ファントム、協力する1
共同戦線が結ばれてから、文化祭当日までの数日間。
「セレス先生、これをネイティブな感じで返すとしたらなんて言えばいい?」
「そうねぇ。“Thank you for your help”でもいいけれど、それよりも“I owe you one.”(借りができたわね)なんてどうかしら?」
「え! なんか、かっこいい!」
セレスティーナは英語教師として、何食わぬ顔で学園に溶け込んでいた。だから、彼女がどこにいても気にするものは誰もいない。

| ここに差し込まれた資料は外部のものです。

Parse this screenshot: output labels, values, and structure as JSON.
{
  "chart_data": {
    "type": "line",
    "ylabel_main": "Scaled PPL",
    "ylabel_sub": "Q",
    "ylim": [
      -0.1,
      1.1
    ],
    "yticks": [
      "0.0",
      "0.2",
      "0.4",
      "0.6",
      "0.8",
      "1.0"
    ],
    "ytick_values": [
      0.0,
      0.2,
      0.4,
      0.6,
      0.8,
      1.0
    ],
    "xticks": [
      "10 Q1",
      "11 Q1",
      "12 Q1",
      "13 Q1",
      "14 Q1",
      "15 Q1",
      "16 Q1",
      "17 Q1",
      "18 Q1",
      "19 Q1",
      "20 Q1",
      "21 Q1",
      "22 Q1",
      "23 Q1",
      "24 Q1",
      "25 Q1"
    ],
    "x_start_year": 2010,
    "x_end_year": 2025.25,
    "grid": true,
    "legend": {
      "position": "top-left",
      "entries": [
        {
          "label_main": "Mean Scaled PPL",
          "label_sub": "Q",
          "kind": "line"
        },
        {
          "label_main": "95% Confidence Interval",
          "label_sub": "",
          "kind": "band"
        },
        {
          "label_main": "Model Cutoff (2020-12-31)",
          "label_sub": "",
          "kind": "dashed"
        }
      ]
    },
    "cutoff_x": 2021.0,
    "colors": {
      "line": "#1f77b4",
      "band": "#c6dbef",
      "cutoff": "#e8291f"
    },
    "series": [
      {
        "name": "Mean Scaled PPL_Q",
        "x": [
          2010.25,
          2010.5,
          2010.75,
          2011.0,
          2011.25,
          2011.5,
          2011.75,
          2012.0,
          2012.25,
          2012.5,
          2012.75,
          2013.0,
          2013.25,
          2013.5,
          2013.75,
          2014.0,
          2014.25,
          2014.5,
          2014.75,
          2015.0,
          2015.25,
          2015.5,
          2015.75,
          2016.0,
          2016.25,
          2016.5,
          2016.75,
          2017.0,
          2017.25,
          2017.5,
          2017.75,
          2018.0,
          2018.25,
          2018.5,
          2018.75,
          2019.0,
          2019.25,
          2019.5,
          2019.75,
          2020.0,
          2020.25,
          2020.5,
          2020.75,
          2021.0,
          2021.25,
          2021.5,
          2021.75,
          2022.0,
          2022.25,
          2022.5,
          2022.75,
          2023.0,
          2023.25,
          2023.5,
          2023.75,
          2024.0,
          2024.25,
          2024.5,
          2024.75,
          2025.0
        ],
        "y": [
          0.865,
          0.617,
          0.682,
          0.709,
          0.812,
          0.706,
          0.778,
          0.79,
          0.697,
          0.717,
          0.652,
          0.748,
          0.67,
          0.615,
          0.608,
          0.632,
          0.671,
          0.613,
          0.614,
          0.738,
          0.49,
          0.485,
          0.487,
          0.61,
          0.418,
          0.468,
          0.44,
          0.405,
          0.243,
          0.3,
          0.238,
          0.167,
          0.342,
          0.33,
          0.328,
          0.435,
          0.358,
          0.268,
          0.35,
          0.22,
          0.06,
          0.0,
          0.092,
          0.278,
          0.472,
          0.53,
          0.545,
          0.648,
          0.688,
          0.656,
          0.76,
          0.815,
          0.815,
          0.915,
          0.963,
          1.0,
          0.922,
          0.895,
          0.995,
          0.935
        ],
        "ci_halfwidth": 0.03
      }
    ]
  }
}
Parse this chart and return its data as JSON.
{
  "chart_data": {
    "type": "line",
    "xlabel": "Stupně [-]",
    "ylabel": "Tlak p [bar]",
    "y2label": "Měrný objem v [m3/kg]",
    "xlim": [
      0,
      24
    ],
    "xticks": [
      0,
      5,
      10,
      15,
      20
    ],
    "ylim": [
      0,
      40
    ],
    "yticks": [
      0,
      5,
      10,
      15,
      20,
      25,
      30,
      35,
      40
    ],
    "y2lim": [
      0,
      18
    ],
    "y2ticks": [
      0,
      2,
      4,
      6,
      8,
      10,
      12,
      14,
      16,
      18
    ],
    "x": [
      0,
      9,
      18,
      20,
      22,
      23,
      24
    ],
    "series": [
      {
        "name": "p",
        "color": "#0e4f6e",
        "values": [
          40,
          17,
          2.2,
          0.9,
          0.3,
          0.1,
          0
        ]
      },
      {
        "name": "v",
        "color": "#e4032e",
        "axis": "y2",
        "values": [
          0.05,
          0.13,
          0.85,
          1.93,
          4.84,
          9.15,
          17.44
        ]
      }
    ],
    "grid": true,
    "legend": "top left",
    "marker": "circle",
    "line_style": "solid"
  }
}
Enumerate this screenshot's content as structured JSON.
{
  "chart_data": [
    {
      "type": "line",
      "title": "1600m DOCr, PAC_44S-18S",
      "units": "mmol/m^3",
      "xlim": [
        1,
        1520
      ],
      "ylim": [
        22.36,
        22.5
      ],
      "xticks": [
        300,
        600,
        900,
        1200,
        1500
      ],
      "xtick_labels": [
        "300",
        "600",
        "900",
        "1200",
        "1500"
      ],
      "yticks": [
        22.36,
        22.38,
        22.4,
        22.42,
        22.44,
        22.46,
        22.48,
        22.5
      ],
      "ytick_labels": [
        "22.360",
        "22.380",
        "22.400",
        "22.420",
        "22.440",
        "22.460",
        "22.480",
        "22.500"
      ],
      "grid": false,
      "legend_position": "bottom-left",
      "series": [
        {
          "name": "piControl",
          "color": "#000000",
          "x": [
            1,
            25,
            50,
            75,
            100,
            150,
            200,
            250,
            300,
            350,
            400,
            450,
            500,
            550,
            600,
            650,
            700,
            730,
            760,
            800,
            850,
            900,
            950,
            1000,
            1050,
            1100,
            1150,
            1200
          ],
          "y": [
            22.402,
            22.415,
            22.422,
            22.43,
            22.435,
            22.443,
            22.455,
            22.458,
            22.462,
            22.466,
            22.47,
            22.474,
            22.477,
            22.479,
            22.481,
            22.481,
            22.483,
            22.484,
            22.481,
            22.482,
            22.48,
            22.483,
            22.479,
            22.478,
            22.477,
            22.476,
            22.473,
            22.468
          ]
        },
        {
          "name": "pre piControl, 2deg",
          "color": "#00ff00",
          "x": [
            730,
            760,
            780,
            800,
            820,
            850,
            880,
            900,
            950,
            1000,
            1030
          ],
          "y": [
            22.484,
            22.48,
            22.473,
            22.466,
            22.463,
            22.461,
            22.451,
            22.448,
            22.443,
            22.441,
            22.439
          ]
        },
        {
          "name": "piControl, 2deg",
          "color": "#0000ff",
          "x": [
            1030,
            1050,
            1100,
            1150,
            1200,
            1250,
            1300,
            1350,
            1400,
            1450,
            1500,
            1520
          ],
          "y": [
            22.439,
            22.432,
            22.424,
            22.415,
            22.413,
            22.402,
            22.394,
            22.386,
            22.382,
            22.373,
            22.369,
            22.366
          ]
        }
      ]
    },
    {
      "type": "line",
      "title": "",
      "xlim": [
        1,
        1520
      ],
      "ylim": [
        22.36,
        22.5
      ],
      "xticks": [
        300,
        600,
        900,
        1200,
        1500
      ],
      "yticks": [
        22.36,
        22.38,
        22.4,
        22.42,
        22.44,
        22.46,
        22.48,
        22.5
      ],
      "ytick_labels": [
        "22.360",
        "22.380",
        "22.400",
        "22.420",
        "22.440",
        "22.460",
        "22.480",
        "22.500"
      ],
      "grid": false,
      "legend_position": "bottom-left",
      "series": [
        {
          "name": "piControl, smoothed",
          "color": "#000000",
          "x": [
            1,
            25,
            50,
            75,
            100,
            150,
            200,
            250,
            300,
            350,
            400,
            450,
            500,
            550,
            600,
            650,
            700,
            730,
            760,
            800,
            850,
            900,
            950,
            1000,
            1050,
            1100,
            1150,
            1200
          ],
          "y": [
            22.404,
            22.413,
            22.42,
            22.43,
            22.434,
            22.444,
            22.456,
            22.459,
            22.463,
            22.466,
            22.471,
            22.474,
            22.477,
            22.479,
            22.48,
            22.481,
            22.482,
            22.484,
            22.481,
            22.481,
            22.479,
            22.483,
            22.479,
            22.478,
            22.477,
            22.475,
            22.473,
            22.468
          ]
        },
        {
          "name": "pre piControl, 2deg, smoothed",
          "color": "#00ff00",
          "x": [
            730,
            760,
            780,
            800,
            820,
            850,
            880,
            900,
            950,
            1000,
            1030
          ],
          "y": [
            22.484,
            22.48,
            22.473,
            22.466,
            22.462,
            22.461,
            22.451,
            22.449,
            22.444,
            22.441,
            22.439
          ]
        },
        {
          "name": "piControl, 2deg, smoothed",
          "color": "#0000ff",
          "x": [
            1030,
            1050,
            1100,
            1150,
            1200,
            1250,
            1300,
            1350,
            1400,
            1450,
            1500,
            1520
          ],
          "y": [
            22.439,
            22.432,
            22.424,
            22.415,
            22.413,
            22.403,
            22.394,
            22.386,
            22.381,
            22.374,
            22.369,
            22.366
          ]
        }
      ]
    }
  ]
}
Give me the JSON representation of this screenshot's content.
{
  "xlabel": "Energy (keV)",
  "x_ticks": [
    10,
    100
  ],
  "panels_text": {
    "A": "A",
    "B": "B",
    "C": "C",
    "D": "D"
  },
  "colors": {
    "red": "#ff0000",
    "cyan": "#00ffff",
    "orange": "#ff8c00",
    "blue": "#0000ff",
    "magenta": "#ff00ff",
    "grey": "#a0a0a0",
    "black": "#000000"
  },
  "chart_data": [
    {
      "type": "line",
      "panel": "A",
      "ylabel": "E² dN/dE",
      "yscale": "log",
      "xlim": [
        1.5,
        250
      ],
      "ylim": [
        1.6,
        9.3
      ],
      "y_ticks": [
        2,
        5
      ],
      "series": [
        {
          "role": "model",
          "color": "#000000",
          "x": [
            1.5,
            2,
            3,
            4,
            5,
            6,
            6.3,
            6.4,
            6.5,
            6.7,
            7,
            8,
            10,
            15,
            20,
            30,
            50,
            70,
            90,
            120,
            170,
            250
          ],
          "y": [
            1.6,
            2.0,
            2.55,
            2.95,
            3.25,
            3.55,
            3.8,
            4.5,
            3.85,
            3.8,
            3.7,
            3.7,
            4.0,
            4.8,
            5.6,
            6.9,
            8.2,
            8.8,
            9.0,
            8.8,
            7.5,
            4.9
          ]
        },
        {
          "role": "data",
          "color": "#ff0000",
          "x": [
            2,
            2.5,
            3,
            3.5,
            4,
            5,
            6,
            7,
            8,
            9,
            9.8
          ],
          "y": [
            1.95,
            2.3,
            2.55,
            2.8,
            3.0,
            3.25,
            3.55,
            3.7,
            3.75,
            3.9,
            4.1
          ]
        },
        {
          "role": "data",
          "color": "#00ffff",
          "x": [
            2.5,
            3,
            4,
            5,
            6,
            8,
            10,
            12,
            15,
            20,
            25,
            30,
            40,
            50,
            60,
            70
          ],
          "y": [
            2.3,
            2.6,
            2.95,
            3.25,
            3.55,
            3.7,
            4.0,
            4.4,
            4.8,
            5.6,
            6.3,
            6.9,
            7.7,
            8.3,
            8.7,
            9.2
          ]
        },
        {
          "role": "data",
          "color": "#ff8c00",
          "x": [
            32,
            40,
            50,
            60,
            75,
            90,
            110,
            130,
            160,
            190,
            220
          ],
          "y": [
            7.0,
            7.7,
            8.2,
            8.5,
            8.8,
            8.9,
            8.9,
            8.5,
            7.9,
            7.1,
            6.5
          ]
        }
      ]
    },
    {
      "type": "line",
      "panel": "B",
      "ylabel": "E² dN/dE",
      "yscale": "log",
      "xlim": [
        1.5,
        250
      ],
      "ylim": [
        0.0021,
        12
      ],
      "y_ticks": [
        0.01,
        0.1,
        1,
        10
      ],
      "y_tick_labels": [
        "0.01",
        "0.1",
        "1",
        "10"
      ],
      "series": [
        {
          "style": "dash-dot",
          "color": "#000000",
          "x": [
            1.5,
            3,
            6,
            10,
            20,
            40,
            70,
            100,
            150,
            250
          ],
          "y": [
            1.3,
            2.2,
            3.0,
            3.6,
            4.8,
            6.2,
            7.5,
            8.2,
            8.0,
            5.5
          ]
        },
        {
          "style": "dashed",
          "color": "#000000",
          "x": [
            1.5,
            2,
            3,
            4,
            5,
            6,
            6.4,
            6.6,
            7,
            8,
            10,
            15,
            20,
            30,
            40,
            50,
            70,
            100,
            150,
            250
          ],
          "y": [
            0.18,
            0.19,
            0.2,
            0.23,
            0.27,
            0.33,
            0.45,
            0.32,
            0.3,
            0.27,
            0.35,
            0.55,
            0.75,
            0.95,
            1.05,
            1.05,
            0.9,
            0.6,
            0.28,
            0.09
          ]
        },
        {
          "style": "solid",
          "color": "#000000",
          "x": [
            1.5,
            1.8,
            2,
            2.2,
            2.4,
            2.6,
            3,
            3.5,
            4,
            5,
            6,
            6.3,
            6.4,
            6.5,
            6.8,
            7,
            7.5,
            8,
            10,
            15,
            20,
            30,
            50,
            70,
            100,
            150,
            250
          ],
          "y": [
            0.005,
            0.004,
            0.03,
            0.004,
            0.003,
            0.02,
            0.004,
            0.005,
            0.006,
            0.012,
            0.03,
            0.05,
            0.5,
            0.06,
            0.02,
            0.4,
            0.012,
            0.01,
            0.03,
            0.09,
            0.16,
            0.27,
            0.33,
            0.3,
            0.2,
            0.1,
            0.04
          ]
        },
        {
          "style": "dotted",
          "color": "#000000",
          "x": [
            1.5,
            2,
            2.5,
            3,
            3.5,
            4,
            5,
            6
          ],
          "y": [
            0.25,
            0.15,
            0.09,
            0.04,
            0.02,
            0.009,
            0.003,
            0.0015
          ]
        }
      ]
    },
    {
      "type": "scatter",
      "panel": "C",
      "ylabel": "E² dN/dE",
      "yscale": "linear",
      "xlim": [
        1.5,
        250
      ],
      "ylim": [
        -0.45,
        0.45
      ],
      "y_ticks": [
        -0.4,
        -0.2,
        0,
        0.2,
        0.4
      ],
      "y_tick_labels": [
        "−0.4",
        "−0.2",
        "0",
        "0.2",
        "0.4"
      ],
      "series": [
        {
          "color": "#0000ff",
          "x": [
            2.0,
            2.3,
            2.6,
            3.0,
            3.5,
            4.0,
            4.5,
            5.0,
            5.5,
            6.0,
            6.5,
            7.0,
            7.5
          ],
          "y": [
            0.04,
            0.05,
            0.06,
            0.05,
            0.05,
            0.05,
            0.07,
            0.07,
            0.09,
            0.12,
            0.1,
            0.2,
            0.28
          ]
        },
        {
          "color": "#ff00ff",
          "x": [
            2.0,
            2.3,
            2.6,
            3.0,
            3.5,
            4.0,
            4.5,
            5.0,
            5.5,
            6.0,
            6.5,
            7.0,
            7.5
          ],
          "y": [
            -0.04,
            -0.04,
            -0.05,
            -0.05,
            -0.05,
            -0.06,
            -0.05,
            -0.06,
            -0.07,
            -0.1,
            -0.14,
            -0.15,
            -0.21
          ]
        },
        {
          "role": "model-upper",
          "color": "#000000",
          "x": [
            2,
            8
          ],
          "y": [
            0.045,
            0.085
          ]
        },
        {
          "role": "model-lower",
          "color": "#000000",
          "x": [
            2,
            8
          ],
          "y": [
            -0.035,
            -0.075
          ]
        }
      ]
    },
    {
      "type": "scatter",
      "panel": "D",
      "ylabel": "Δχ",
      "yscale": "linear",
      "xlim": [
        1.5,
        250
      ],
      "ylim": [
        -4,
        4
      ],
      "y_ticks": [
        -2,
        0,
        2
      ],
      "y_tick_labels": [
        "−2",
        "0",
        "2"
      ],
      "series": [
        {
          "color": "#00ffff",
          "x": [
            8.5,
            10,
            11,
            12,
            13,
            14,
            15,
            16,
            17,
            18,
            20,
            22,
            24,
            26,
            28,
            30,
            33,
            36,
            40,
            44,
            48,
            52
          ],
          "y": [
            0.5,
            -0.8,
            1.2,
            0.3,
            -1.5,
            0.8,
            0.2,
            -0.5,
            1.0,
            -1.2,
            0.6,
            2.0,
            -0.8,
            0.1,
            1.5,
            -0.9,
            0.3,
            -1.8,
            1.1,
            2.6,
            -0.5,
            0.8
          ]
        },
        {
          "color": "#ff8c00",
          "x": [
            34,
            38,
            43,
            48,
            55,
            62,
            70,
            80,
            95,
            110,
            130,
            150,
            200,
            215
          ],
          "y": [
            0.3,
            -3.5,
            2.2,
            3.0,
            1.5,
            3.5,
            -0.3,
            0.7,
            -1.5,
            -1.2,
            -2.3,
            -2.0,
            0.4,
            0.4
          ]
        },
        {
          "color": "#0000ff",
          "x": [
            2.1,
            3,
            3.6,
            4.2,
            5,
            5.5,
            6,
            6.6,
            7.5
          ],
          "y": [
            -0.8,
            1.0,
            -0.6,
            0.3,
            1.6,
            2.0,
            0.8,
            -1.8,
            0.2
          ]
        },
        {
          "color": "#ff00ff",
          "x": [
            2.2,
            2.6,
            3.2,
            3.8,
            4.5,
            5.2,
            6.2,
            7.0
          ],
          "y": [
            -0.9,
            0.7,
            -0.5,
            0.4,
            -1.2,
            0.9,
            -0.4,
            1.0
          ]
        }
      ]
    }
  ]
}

「そういえば、三枝先生はヨーロッパに住んでたこともあるって聞きましたわ」
「え!? あ、えぇ……、留学で、少し……」
だから、美術教師の三枝と話していても、気に留めるものはいない。セレスティーナは、こうして三枝の立ち寄りそうな場所という場所に、瀬尾が用意した小型カメラをセットしていった。
「感度良好。余ったらマダムの部屋にもひとつ──」
「無駄口叩いてたら、尻尾を引き抜くわよ? doggy」
セグレトの2階でカメラチェックをする瀬尾は、その声に「おー、怖っ」と亀のように首をすくめた。
美術室には西日が差し込み、穏やかな時間が流れていた。 他の生徒たちが慌ただしく校内を走り回る中で、この場所だけが別世界のように静かだった。
佐々木は一心不乱に『名もなき貴族』の模写を続けていた。その瞳は、もはやただの絵画ではなく、歴史の奥底に眠る何かを手繰り寄せようとする探求者のそれだった。
「すごく、集中してるのね」
「……え? あ、うん。先生に言われちゃって」と、佐々木は手を止めて、照れるように笑った。
「なんて、言われたの?」
「……上手に見せようとしてはダメだ。この絵を模写するということは、この絵の不完全さも再現しないといけない。この絵よりいいものを描いてもダメ、この絵より下手になってもダメ。ただ、忠実にこの絵を再現しなさいって」
あまりにも奇妙な指示。 ユキはその言葉の意味を考えてみた。 けれど、どう考えてもそれは芸術の指導とは思えない。
まるで、寸分違わぬ複製品──レプリカを製造するための技術指導。 まるで偽造の手引きのようだった。
「……完璧な複製品を作れ、ということね」
ユキが静かにそう言うと佐々木は「うん、そうなんだ!」と、少し嬉しそうに頷いた。 「すごく、難しいんだけどね。けど、これはこれで楽しいよ。どんな気持ちで描いたんだろう? とか、誰がなんのために頼んだのかな? でも、一番謎は──、どうしてこんな立派な額に入れたんだろうってことだよね」
彼の言葉にユキはギクッとした。彼は、なにか勘付いたのだろうか?
そう考えを巡らせるユキの前で、彼は悪戯っぽく笑った。
「そうだ。神崎さんにはまだ見せてなかったかな。俺のもう一つの最高傑作」
彼はそう言うと、美術室の隅に布を被せて置かれていた、大きな木枠のオブジェへとユキを手招きした。 そしてその布を、ゆっくりと取り払う。
「――実は、額縁まで作ったんだ」
そこに現れたのは、あの『ロスチャイルド・フレーム』と瓜二つの彫刻が施された、木製の額縁だった。 まだ、塗装はされていない。だが複雑で緻密な幾何学模様や、紋様の一つ一つが、完璧に再現されている。 それはもはや、学生の文化祭の出し物のレベルを、遥かに超えている。 プロの職人による完璧な「仕事」とも思えるような出来だった。
「先生が、美術室の3Dプリンターと、レーザー彫刻機を自由に使っていいって言ってくれてさ。設計データを作るのが大変だったけど、なんとか形になったんだ。すごいだろ?」
佐々木は自分の作品を、誇らしげに見つめている。
しかし、ユキはその完璧な「複製品」を目の前にして、戦慄していた。